Our relatively new report on this topic, The EV Safety Advantage, highlights multiple ways that electric cars are — or can be — inherently safer than gasoline cars (aka gasmobiles). The have better crumple zones, lower centers of gravity, and lower fire risk. They also perform better when it comes to insurance claims. Throughout the report (which will soon be updated as more Model 3 scores come in), Tesla, in particular, shines. Tesla is now eager to show us via monthly updates more of the stats — highlighting what the result is when your cars get 5 stars in every single testing category.
The new report highlights that, based on these new streams of data, there has been “one accident or crash-like event for every 3.34 million miles driven in which drivers had Autopilot engaged.”

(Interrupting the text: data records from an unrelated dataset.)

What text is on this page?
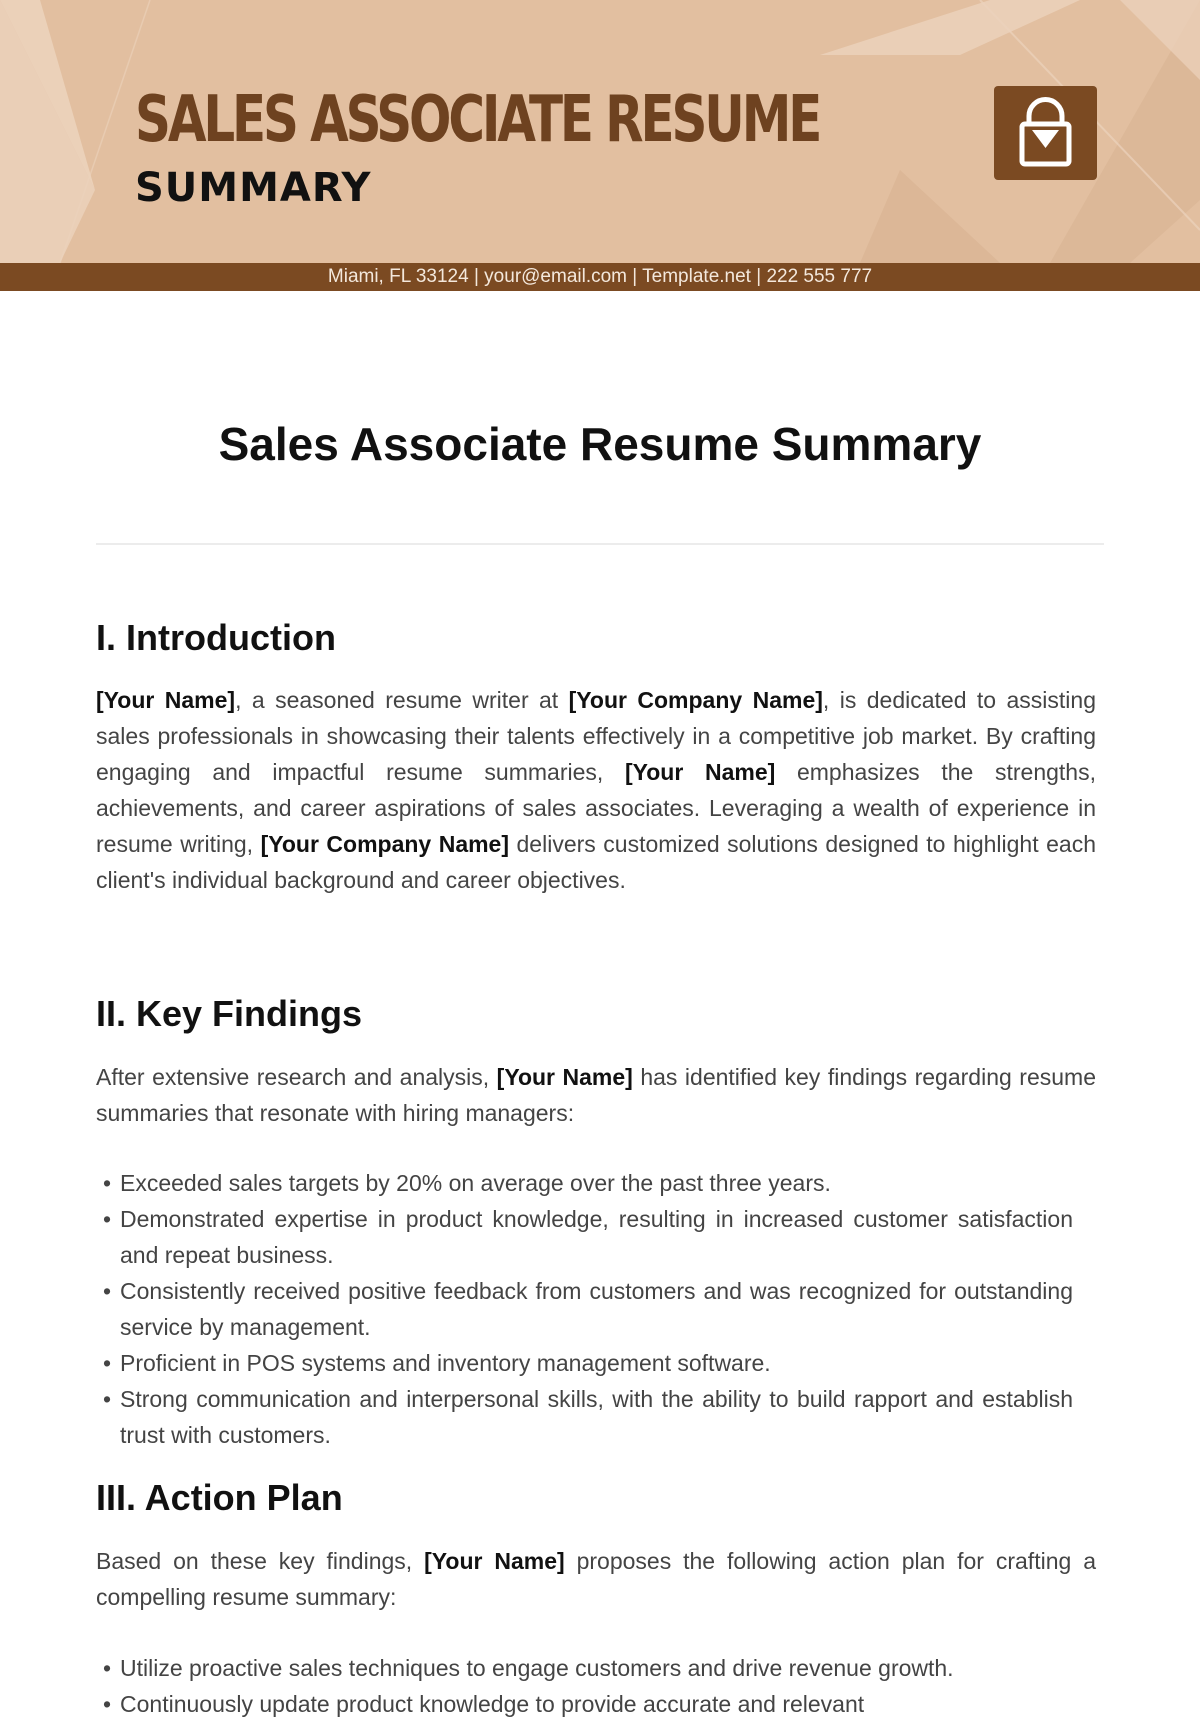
SALES ASSOCIATE RESUME
SUMMARY
Miami, FL 33124 | your@email.com | Template.net | 222 555 777
Sales Associate Resume Summary
I. Introduction

[Your Name], a seasoned resume writer at [Your Company Name], is dedicated to assisting sales professionals in showcasing their talents effectively in a competitive job market. By crafting engaging and impactful resume summaries, [Your Name] emphasizes the strengths, achievements, and career aspirations of sales associates. Leveraging a wealth of experience in resume writing, [Your Company Name] delivers customized solutions designed to highlight each client's individual background and career objectives.

II. Key Findings

After extensive research and analysis, [Your Name] has identified key findings regarding resume summaries that resonate with hiring managers:

• Exceeded sales targets by 20% on average over the past three years.
• Demonstrated expertise in product knowledge, resulting in increased customer satisfaction and repeat business.
• Consistently received positive feedback from customers and was recognized for outstanding service by management.
• Proficient in POS systems and inventory management software.
• Strong communication and interpersonal skills, with the ability to build rapport and establish trust with customers.
III. Action Plan

Based on these key findings, [Your Name] proposes the following action plan for crafting a compelling resume summary:

• Utilize proactive sales techniques to engage customers and drive revenue growth.
• Continuously update product knowledge to provide accurate and relevant
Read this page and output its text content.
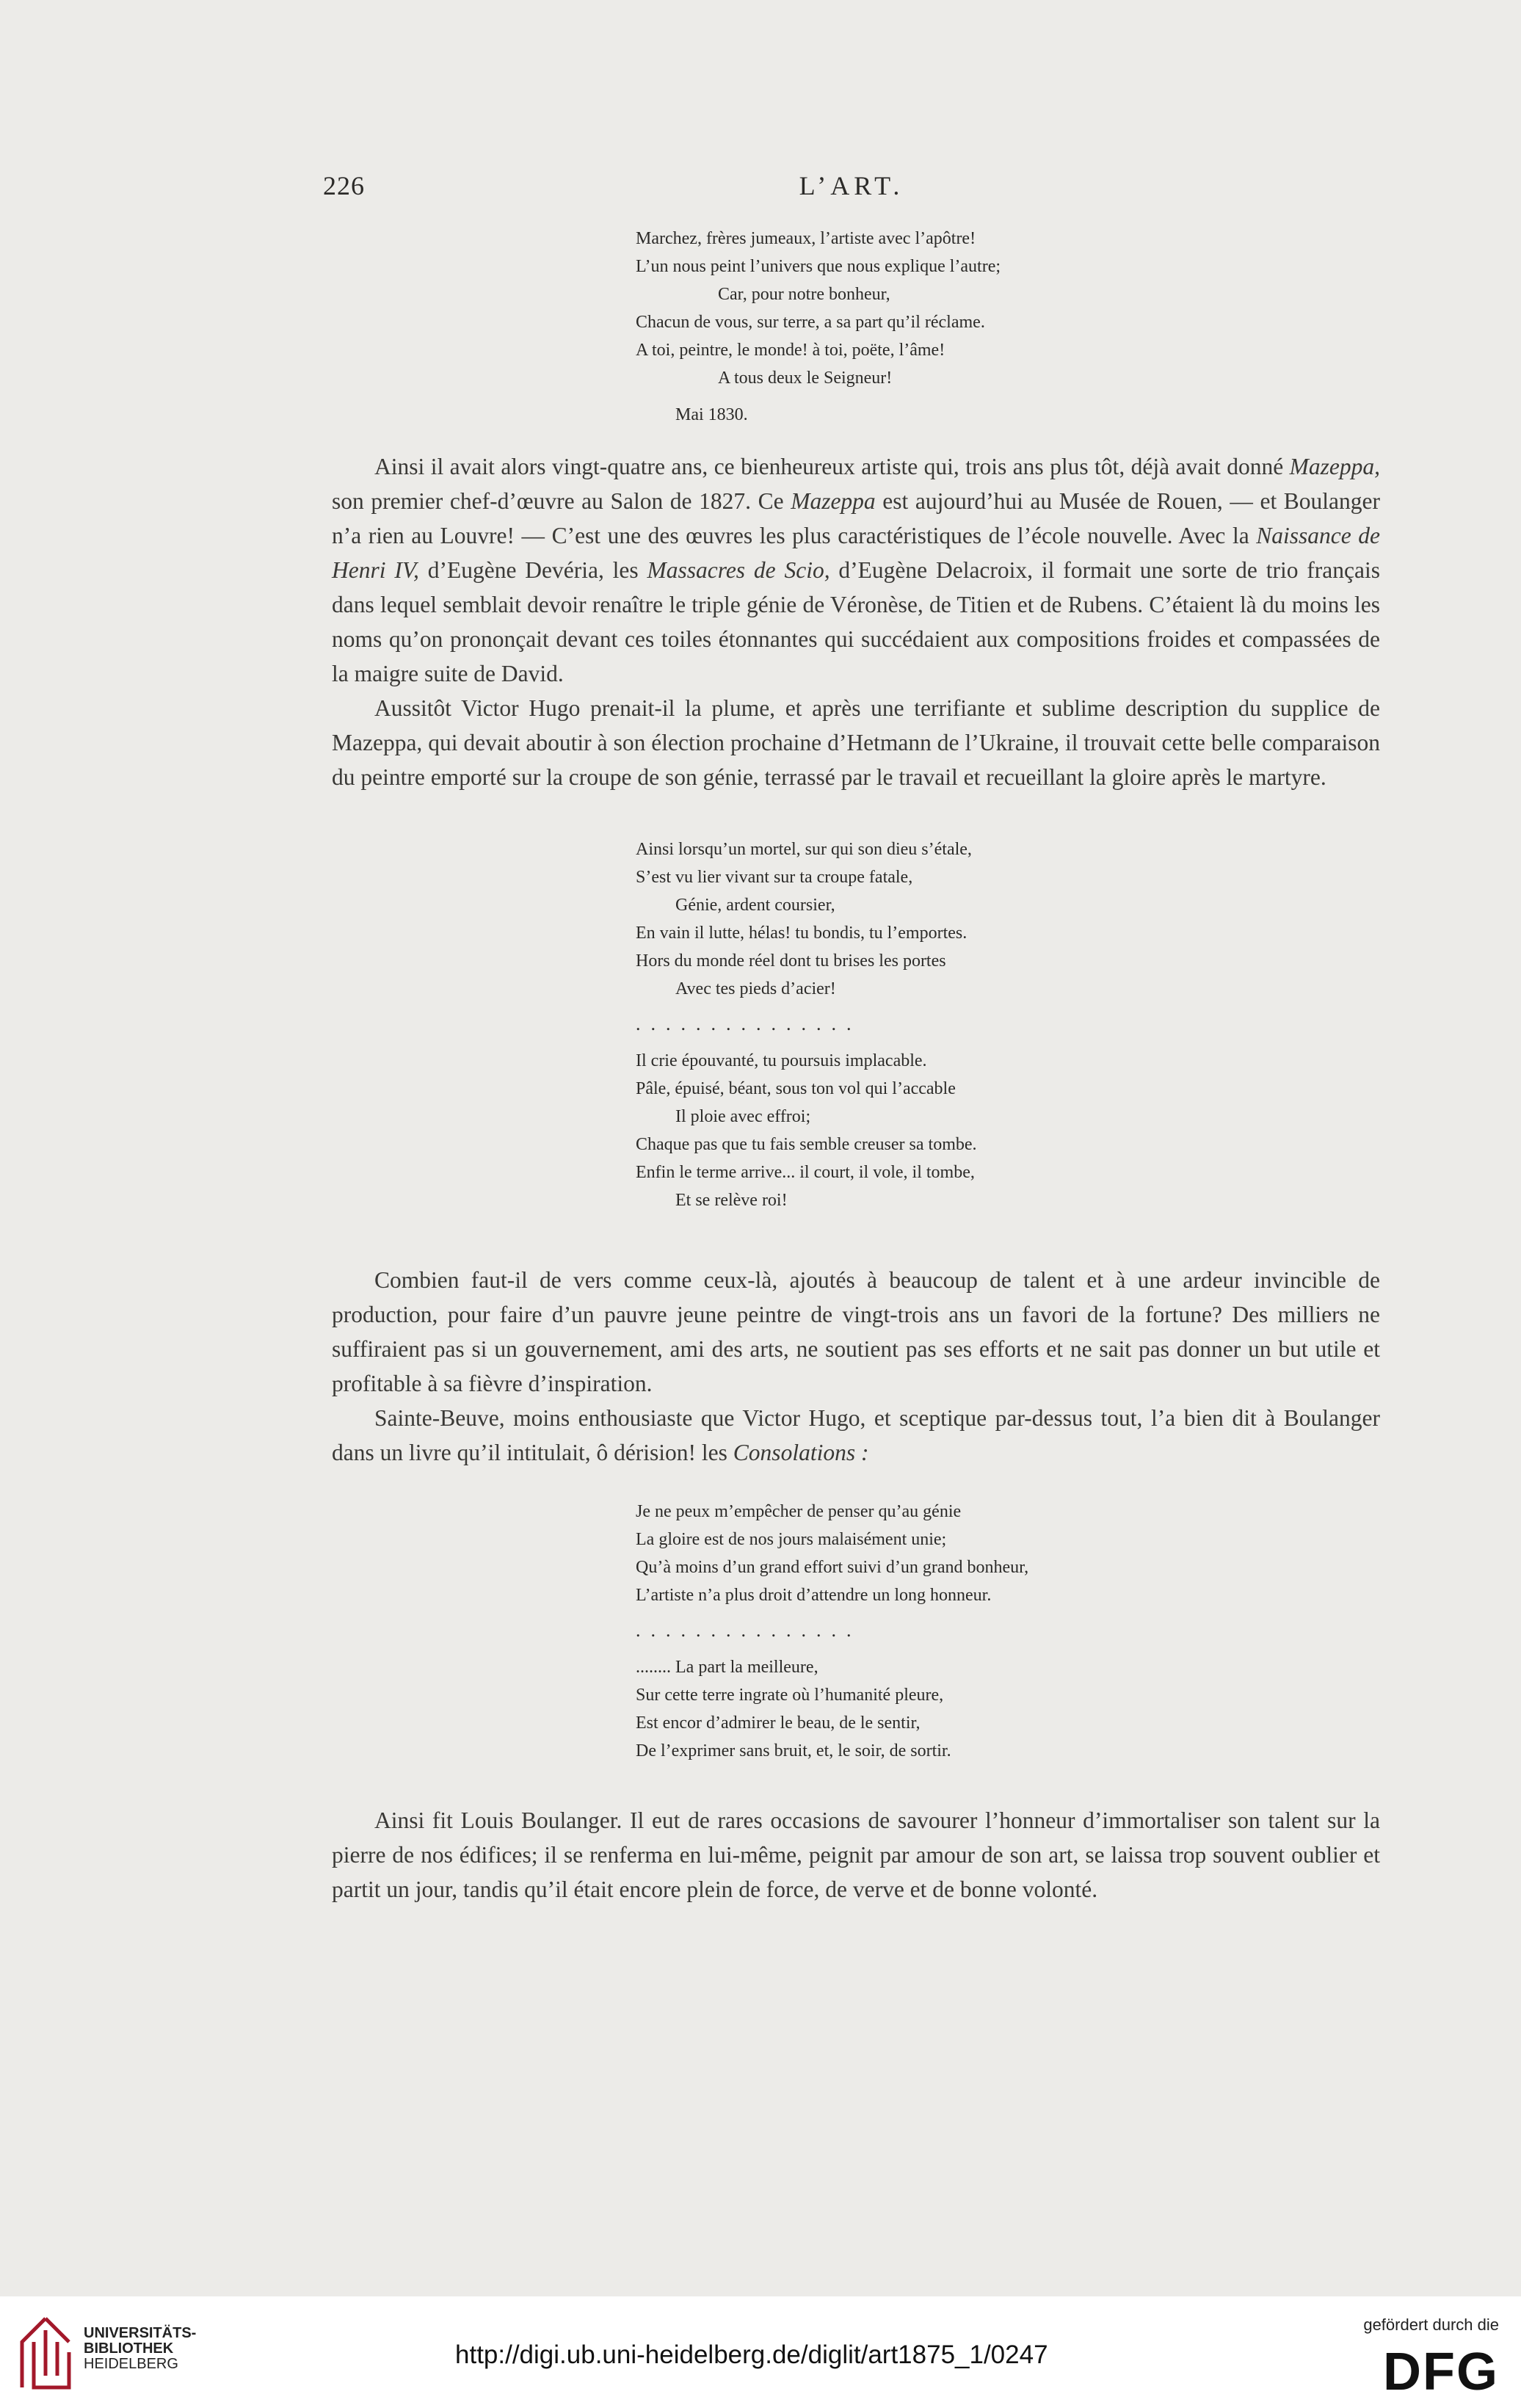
226	L’ART.
Marchez, frères jumeaux, l’artiste avec l’apôtre!
L’un nous peint l’univers que nous explique l’autre;
Car, pour notre bonheur,
Chacun de vous, sur terre, a sa part qu’il réclame.
A toi, peintre, le monde! à toi, poëte, l’âme!
A tous deux le Seigneur!
Mai 1830.

Ainsi il avait alors vingt-quatre ans, ce bienheureux artiste qui, trois ans plus tôt, déjà avait donné Mazeppa, son premier chef-d’œuvre au Salon de 1827. Ce Mazeppa est aujourd’hui au Musée de Rouen, — et Boulanger n’a rien au Louvre! — C’est une des œuvres les plus caractéristiques de l’école nouvelle. Avec la Naissance de Henri IV, d’Eugène Devéria, les Massacres de Scio, d’Eugène Delacroix, il formait une sorte de trio français dans lequel semblait devoir renaître le triple génie de Véronèse, de Titien et de Rubens. C’étaient là du moins les noms qu’on prononçait devant ces toiles étonnantes qui succédaient aux compositions froides et compassées de la maigre suite de David.

Aussitôt Victor Hugo prenait-il la plume, et après une terrifiante et sublime description du supplice de Mazeppa, qui devait aboutir à son élection prochaine d’Hetmann de l’Ukraine, il trouvait cette belle comparaison du peintre emporté sur la croupe de son génie, terrassé par le travail et recueillant la gloire après le martyre.

Ainsi lorsqu’un mortel, sur qui son dieu s’étale,
S’est vu lier vivant sur ta croupe fatale,
Génie, ardent coursier,
En vain il lutte, hélas! tu bondis, tu l’emportes.
Hors du monde réel dont tu brises les portes
Avec tes pieds d’acier!
...............
Il crie épouvanté, tu poursuis implacable.
Pâle, épuisé, béant, sous ton vol qui l’accable
Il ploie avec effroi;
Chaque pas que tu fais semble creuser sa tombe.
Enfin le terme arrive... il court, il vole, il tombe,
Et se relève roi!

Combien faut-il de vers comme ceux-là, ajoutés à beaucoup de talent et à une ardeur invincible de production, pour faire d’un pauvre jeune peintre de vingt-trois ans un favori de la fortune? Des milliers ne suffiraient pas si un gouvernement, ami des arts, ne soutient pas ses efforts et ne sait pas donner un but utile et profitable à sa fièvre d’inspiration.

Sainte-Beuve, moins enthousiaste que Victor Hugo, et sceptique par-dessus tout, l’a bien dit à Boulanger dans un livre qu’il intitulait, ô dérision! les Consolations :

Je ne peux m’empêcher de penser qu’au génie
La gloire est de nos jours malaisément unie;
Qu’à moins d’un grand effort suivi d’un grand bonheur,
L’artiste n’a plus droit d’attendre un long honneur.
...............
........ La part la meilleure,
Sur cette terre ingrate où l’humanité pleure,
Est encor d’admirer le beau, de le sentir,
De l’exprimer sans bruit, et, le soir, de sortir.

Ainsi fit Louis Boulanger. Il eut de rares occasions de savourer l’honneur d’immortaliser son talent sur la pierre de nos édifices; il se renferma en lui-même, peignit par amour de son art, se laissa trop souvent oublier et partit un jour, tandis qu’il était encore plein de force, de verve et de bonne volonté.

UNIVERSITÄTS-
BIBLIOTHEK
HEIDELBERG	http://digi.ub.uni-heidelberg.de/diglit/art1875_1/0247
gefördert durch die
DFG
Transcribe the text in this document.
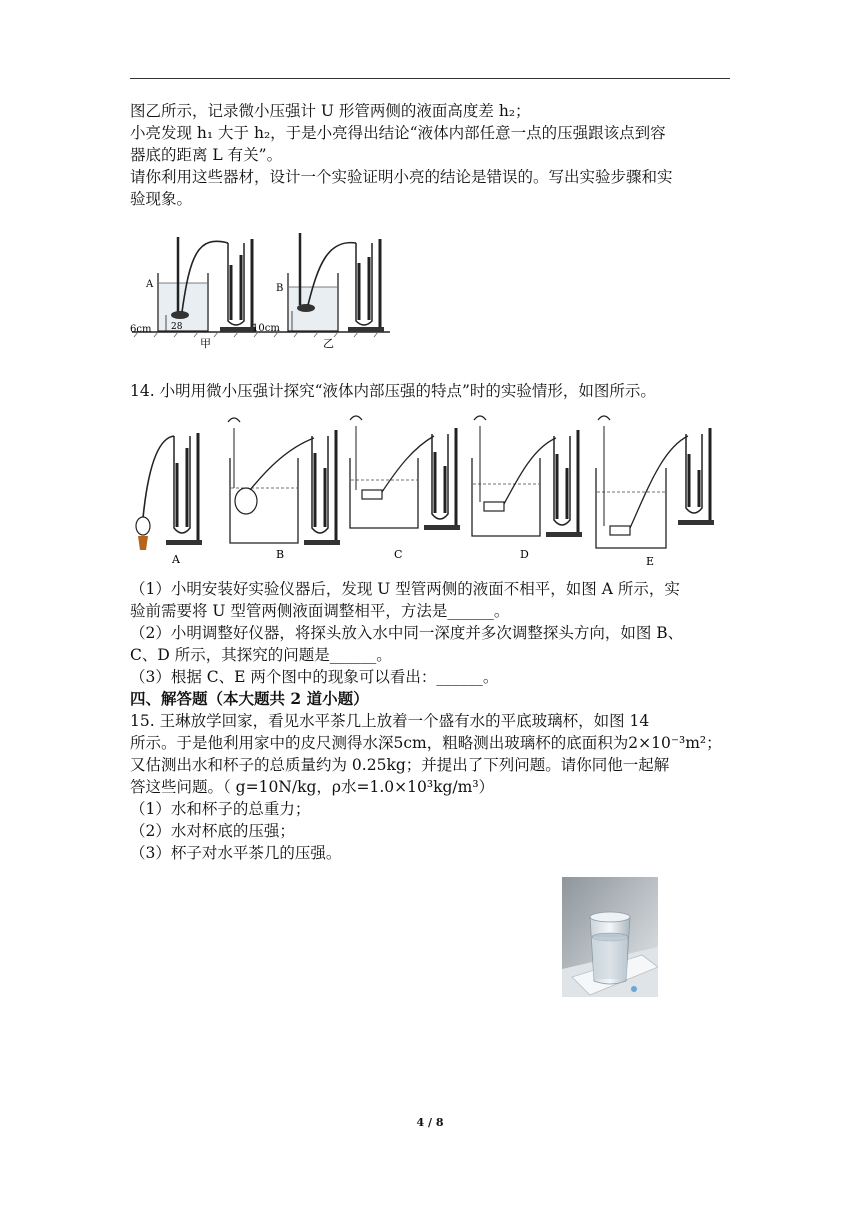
图乙所示，记录微小压强计 U 形管两侧的液面高度差 h₂；

小亮发现 h₁ 大于 h₂，于是小亮得出结论“液体内部任意一点的压强跟该点到容

器底的距离 L 有关”。

请你利用这些器材，设计一个实验证明小亮的结论是错误的。写出实验步骤和实

验现象。

A
6cm 28
甲
B
10cm
乙

14. 小明用微小压强计探究“液体内部压强的特点”时的实验情形，如图所示。

A	B	C	D
E

（1）小明安装好实验仪器后，发现 U 型管两侧的液面不相平，如图 A 所示，实

验前需要将 U 型管两侧液面调整相平，方法是______。

（2）小明调整好仪器，将探头放入水中同一深度并多次调整探头方向，如图 B、

C、D 所示，其探究的问题是______。

（3）根据 C、E 两个图中的现象可以看出：______。

四、解答题（本大题共 2 道小题）

15. 王琳放学回家，看见水平茶几上放着一个盛有水的平底玻璃杯，如图 14

所示。于是他利用家中的皮尺测得水深5cm，粗略测出玻璃杯的底面积为2×10⁻³m²；

又估测出水和杯子的总质量约为 0.25kg；并提出了下列问题。请你同他一起解

答这些问题。（ g=10N/kg，ρ水=1.0×10³kg/m³）

（1）水和杯子的总重力；

（2）水对杯底的压强；

（3）杯子对水平茶几的压强。

4 / 8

The current implementation of Autopilot is intended to only be used on freeways, after merging onto the freeway up until the time comes to exit. These are generally the most predictable situations in which to drive, but the stats still paint a very favorable picture of the safety of Tesla’s Enhanced Autopilot solution for use cases it was designed for.
For the times when Autopilot was not or could not be used, Tesla shared that it identified “one accident or crash-like event for every 1.92 million miles.” That contrasts with the most recent data provided by the National Highway Traffic Safety Administration (NHTSA) showing that there is an automobile crash every 492,000 miles in the United States.
Tesla’s data set also included events described as “near misses” that it was able to detect from its close watch on Tesla vehicles. The NHTSA’s data set, of course, only includes confirmed accidents that were recorded. Having said that, there are surely accidents that occurred that were not reported as well, and thus, not included in the NHTSA data set, but such are the realities of aggregated data sets.
The data provided show that vehicles using Tesla’s Enhanced Autopilot (EAP) solution are some 6.7 times less likely to get into an accident than an average driver and vehicle combo. Without Autopilot, for the situations where it can’t be used or the driver has not purchased it, Tesla’s vehicles are still an impressive 4× less likely to get into an accident.
Tesla attributes the impressive safety results to the robustness of its EAP solution, which it has bolstered with data that it pulls from its fleet of deployed customer cars, whether they’re using EAP or not. This ability is a direct function of Tesla’s sales model that establishes a direct relationship with customers from the get go. That relationship is carried forward through Tesla’s smartphone app, web portal, and most importantly, the regular flow of firmware updates to its products that offer increased functionality or product stability.
Tesla has leveraged firmware updates to improve the safety of its vehicles in the past, most notably in response to Consumer Reports’ criticism of repeated 0–60 braking tests with the Model 3. Tesla flagged the issue and had a fix sent out to its entire deployed fleet of Model 3s in about a week.
Elon regularly shares updates on Twitter about features they’re working on, many of which are safety focused. Blind spot detection is a notable gap in the Model 3 compared to the competition, as is the lack of a rear cross traffic alert system for cars passing by the rear of the car when in reverse.
The upshot on these is that Tesla may be able to address them via future firmware updates. The company could improve the systems, but the lack of an LED notification in the mirrors for a more traditional blind spot detection system is likely a hardware constraint that can’t easily be worked around in current vehicles. Alternately, an audible alert could augment the current system to more clearly indicate imminent safety issues.
Tesla shared that it plans to issue similar quarterly safety reports moving forward, which will help establish a regular cadence of updates that will put data behind its progress (or lack thereof) with each subsequent quarter.